Kegiatan-kegiatan siswa di sekolah khususnya kegiatan ekstrakurikuler merupakan kegiatan yang terkoordinasi terarah dan terpadu dengan kegiatan lain di sekolah, guna menunjang pencapaian tujuan kurikulum.[8] Yang dimaksud dengan kegiatan terkoordinasi di sini adalah kegiatan yang dilaksanakan sesuai dengan program yang telah ditentukan. Oleh karena itu diperlukan beberapa strategi dalam mengembangkan suatu kegiatan ekstrakulikuler yang berlandaskan akhlak Islam, sebagai berikut :
1.    Dalam pelaksanaan kegiatan ekstrakurikuler hendaknya dibimbing oleh guru, sehingga waktu pelaksanaan berjalan dengan baik.
2.    Kegiatan ekstrakurikuler di sekolah hendaknya dirancang dan disinkronkan dengan materi pelajaran yang ada.[9]
3.    Mengajak siswa agar aktif dalam kegiatan ekstrakurikuler, sehingga menjadikan terampil dalam berorganisasi, mengelola, memecahkan masalah sesuai karakteristik ekskul yang digeluti.
C.  Implementasi Ekstrakulikuler Berbasis Akhlak
Untuk merealisasikan strategi kegiatan ekstrakurikuler yang berbasis akhlak, maka kita perlu mengetahui hubungan dari komponen utamanya berupa guru dan siswa. Dalam sebuah jurnal yang ditulis oleh Gareth Sutton dijelaskan beberapa hubungan antara guru dan siswa sebagai salah satu strategi dalam pembelajaran ekstrakurikuler sebagai berikut: ” Teachers who engage in extracurricular activities and promote them to their students have strong relationships within student work; students feel like they belong to a community and are therefore more likely to open up and engage with their teachers. Higher engagement has been correlated to having higher academic achievement. It could be suggested that if students are engaging in these extracurricular activities, then teachers who equally engage will also benefit because, like all educational relationships the process is a reciprocal learning process. There are three key findings that have come from the critical literature review.

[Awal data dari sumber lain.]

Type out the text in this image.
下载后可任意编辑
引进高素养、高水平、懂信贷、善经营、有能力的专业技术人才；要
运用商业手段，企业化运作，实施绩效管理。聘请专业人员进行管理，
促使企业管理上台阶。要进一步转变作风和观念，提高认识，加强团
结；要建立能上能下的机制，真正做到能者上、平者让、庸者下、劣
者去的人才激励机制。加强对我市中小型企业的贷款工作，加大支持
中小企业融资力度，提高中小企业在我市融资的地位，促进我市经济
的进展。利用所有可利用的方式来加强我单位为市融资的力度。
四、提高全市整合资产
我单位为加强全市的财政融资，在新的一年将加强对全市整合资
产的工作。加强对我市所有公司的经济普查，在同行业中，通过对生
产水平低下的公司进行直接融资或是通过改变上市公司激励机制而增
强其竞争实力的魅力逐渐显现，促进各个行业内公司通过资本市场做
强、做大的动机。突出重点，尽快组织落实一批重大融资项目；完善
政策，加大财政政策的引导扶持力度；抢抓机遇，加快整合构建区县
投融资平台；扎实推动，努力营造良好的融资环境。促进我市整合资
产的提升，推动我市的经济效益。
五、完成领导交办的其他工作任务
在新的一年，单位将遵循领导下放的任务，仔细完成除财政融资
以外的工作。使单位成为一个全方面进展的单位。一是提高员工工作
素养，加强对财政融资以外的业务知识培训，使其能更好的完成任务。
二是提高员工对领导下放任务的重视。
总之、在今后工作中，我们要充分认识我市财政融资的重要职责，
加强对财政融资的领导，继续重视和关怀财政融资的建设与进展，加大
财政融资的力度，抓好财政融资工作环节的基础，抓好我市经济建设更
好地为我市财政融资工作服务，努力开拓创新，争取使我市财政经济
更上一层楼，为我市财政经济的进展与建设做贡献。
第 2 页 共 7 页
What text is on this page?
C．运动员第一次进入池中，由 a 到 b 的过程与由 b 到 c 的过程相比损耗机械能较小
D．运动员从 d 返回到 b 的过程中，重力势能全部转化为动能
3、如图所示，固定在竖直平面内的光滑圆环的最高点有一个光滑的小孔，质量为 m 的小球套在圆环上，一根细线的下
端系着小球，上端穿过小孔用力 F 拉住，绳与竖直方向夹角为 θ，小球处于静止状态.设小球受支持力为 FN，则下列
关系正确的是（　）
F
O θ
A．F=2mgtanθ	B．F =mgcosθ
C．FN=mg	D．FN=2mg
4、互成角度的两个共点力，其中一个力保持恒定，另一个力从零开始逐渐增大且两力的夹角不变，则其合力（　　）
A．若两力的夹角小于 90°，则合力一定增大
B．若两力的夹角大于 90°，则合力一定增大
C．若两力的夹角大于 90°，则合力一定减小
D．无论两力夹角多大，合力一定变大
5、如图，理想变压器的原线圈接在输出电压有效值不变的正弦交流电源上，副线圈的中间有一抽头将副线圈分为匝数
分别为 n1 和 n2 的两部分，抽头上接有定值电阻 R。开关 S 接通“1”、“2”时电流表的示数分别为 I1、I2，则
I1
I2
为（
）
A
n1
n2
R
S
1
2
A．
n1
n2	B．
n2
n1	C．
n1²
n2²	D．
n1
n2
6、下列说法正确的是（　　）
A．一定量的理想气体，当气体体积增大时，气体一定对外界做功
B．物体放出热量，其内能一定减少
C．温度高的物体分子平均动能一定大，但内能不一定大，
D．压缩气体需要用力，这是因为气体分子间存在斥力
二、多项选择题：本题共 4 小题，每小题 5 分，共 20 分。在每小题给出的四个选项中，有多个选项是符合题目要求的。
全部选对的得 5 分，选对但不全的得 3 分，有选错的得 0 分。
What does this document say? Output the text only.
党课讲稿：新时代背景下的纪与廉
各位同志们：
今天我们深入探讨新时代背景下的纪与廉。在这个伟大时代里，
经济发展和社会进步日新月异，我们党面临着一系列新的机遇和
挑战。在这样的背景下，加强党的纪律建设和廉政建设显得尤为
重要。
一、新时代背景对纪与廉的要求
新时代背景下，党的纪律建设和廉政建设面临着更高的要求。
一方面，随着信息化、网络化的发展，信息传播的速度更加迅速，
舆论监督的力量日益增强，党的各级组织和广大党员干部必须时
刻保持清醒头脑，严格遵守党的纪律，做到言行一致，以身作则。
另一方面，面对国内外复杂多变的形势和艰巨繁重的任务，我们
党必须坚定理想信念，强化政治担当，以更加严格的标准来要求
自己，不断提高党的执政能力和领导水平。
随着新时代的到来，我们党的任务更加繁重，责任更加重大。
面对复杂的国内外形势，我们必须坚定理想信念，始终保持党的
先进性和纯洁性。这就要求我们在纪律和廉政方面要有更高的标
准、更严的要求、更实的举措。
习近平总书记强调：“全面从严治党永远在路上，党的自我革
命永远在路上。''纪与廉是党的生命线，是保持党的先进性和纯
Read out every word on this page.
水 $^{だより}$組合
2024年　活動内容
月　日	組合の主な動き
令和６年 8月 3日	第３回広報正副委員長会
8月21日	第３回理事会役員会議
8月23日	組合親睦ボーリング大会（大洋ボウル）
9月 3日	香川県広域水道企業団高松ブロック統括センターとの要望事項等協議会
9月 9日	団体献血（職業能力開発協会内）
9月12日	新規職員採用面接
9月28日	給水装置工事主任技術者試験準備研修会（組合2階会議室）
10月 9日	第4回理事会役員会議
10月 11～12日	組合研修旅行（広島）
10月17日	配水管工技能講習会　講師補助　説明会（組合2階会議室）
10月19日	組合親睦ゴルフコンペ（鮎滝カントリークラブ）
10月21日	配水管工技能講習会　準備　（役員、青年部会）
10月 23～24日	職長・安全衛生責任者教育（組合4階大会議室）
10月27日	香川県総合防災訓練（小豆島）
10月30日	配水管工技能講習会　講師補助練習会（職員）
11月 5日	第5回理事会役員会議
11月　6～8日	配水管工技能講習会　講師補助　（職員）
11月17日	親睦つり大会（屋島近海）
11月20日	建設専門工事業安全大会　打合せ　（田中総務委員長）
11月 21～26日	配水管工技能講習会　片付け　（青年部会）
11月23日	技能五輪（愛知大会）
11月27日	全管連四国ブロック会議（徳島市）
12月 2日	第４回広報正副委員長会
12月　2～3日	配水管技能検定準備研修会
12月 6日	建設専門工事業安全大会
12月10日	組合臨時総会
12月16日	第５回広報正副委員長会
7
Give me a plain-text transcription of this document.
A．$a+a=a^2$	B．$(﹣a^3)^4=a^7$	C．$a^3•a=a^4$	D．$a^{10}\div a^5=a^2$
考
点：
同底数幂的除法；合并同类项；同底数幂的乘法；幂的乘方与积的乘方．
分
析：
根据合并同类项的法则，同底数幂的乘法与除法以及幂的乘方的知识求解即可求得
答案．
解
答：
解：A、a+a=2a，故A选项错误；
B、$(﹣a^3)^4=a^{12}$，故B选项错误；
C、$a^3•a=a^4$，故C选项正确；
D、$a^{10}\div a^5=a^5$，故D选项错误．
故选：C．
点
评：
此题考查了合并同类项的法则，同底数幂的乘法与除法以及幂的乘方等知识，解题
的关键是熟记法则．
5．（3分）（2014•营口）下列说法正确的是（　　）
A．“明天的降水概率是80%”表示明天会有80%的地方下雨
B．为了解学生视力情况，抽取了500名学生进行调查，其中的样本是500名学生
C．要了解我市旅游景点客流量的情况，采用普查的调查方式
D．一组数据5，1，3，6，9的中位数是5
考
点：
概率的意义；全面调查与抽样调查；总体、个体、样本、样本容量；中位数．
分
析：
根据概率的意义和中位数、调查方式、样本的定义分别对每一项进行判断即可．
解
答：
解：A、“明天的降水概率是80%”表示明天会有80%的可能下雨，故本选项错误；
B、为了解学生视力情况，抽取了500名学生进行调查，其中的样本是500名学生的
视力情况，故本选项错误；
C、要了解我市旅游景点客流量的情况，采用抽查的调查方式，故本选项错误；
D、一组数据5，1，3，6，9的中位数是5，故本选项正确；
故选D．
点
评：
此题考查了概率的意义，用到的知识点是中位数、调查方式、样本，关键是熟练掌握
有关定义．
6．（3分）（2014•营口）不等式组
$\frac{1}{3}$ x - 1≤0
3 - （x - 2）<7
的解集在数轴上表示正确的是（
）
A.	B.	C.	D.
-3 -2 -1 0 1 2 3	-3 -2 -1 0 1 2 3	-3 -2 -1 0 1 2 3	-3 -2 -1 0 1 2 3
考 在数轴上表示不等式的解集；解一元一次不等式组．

Students and teachers, both benefit from time spent in extracurricular activities. There are positive impacts on student learning and the relationships between the students and teachers. However, teachers are facing increased time pressures in their jobs. The more crammed teacher schedules become, the less time teachers have to engage in educational relationship building. Teacher burnout is recognised as a risk in expectations for extracurricular engagement”.[10]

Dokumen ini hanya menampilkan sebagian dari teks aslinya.